Ronde armate e “posti di blocco” per comandare i vicoli del centro di Napoli, dopo la retata di dicembre scorso, la Procura antimafia lancia l’affondo ai babyras del rione Sanità. Per le nuove leve del clan Sequino, lo stesso già coinvolto nell’omicidio del quindicenne Emanuele Tufano, ucciso dal fuoco amico durante un’incursione armata in piazza Mercato, questa mattina la Dda ha invocato otto condanne, con pene comprese tra i tre anni e mezzo e i sei anni e mezzo. Queste nel dettaglio le richieste di pena invocate al termine della requisitoria tenuta innanzi al gip Colucci: Luis Antonio Amodio, 3 anni e 6 mesi, Alexandr Babalyan 3 anni e 4 mesi, Gennaro De Marino 4 anni e 4 mesi, Ciro Esposito 6 anni e 6 mesi, Salvatore La Salvia 4 anni e 10 mesi, Francesco Pio Massaro 4 anni e 8 mesi, Danilo Peraino, 4 anni e 10 mesi, Ivan Zinzi 6 anni. Gli otto imputati devono rispondere di porto e detenzione illegale di armi da fuoco, reati aggravati dalle finalità mafiose. I carabinieri, analizzando i video acquisiti dai sistemi di sorveglianza, avevano ricavato dei fermi immagine poi confrontati con le foto presenti sui profili social dei giovani, riscontrando la corrispondenza dei volti.

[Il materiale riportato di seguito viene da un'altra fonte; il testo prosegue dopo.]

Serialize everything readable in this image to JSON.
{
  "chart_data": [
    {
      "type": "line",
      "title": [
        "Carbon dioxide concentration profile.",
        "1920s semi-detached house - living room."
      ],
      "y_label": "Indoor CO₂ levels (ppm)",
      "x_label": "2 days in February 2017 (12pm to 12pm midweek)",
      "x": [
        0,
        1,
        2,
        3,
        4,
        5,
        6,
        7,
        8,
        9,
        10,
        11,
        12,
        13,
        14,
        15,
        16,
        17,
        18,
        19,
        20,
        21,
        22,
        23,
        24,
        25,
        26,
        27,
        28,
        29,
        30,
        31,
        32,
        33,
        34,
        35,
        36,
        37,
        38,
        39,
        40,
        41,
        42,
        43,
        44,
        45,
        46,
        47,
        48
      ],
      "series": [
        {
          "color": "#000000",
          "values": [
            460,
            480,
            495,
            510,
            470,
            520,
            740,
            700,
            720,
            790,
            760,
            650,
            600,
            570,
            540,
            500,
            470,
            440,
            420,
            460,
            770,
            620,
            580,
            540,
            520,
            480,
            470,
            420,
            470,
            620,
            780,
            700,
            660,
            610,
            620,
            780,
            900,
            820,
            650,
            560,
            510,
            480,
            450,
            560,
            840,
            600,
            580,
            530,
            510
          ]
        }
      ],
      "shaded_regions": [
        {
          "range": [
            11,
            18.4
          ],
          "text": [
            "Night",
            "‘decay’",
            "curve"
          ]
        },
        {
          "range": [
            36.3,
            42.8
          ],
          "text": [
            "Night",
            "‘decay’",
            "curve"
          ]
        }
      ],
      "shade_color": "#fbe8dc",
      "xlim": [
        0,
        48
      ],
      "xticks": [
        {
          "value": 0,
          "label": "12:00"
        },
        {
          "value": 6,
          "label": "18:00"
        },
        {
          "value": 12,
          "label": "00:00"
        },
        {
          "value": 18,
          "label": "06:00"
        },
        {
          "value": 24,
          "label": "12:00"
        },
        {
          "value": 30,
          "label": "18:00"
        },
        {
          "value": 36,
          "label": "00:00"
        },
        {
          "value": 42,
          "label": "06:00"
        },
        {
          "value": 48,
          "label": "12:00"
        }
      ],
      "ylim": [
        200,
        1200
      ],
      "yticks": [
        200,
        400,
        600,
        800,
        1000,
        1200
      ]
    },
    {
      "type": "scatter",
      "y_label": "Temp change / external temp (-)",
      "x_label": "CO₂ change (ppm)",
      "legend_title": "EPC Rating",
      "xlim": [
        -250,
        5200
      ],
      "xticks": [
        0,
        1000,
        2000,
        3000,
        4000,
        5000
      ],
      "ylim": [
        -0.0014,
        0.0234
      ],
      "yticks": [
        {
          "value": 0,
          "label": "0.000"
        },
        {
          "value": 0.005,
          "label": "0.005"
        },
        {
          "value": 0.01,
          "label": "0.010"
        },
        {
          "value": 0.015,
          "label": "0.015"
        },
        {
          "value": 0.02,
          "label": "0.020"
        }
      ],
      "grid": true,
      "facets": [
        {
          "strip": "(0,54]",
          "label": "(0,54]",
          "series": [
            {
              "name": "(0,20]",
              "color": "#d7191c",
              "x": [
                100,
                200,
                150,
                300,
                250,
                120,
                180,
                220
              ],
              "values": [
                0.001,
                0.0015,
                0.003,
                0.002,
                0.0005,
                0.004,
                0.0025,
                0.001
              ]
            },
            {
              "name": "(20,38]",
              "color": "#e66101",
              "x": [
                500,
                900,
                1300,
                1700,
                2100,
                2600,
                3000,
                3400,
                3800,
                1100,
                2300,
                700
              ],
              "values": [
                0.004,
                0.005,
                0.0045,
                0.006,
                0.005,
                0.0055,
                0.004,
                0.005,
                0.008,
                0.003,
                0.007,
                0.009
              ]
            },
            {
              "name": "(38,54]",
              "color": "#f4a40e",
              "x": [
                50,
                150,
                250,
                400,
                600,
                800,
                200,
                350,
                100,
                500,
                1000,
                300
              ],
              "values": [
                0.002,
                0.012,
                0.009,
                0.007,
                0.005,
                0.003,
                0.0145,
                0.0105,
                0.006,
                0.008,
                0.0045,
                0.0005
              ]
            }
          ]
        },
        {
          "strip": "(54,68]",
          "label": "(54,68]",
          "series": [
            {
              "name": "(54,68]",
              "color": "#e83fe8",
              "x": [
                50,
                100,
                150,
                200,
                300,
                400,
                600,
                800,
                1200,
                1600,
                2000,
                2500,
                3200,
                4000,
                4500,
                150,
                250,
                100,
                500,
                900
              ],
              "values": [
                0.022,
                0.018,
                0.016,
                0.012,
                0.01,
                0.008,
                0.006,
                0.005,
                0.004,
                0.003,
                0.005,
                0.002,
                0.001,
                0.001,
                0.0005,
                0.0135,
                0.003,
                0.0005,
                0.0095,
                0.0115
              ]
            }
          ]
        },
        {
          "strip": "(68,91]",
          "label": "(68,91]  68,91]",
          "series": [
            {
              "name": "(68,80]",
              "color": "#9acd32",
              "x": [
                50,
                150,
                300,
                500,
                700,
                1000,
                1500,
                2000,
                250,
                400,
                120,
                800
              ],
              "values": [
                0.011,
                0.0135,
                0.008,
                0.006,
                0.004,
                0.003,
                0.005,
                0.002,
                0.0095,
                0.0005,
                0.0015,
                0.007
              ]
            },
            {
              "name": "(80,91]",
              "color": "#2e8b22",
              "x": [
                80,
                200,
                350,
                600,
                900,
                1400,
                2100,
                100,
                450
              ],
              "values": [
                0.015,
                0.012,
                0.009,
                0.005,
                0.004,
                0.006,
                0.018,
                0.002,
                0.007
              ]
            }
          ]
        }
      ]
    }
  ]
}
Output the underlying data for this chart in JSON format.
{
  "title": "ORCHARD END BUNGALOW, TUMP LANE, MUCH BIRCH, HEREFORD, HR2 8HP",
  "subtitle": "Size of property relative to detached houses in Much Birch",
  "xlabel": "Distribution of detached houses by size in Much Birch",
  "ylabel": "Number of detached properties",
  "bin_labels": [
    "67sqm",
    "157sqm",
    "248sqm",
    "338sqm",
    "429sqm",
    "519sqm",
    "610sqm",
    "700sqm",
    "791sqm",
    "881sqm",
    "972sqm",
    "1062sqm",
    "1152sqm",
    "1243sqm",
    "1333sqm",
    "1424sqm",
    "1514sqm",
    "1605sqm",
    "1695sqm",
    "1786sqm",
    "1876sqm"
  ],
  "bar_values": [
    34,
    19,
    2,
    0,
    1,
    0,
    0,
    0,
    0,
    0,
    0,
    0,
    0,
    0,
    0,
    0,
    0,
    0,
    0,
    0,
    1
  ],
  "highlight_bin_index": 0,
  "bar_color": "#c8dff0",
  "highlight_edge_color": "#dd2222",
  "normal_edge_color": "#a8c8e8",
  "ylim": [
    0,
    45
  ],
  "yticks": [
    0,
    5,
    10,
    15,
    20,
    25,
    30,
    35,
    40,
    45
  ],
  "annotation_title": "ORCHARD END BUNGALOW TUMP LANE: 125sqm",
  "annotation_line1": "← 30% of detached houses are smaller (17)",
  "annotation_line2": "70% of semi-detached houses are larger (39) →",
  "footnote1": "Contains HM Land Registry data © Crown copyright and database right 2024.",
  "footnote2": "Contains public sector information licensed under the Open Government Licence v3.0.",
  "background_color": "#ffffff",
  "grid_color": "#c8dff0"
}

Le indagini sviluppate tra il 2024 e il 2025 dal Nucleo investigativo dei carabinieri di Napoli, anche mediante attività tecniche, coordinate dalla Direzione distrettuale antimafia di Napoli avevano consentito di acquisire gravi indizi di colpevolezza per la disponibilità di molteplici armi da fuoco, funzionali al controllo criminale del territorio al fine di agevolare il clan Sequino. Toccherà nelle prossime udienze al collegio difenso - composto dagli avvocati Domenico Dello Iacono, Maria Chiara Fusco, Andrea Lucchetta, Carla Maruzzelli, Giuseppe Perfetto, Leopoldo Perone e Antonio Rizzo - provare ad aprire una breccia in un quadro indiziario rivelatosi fin qui granitico.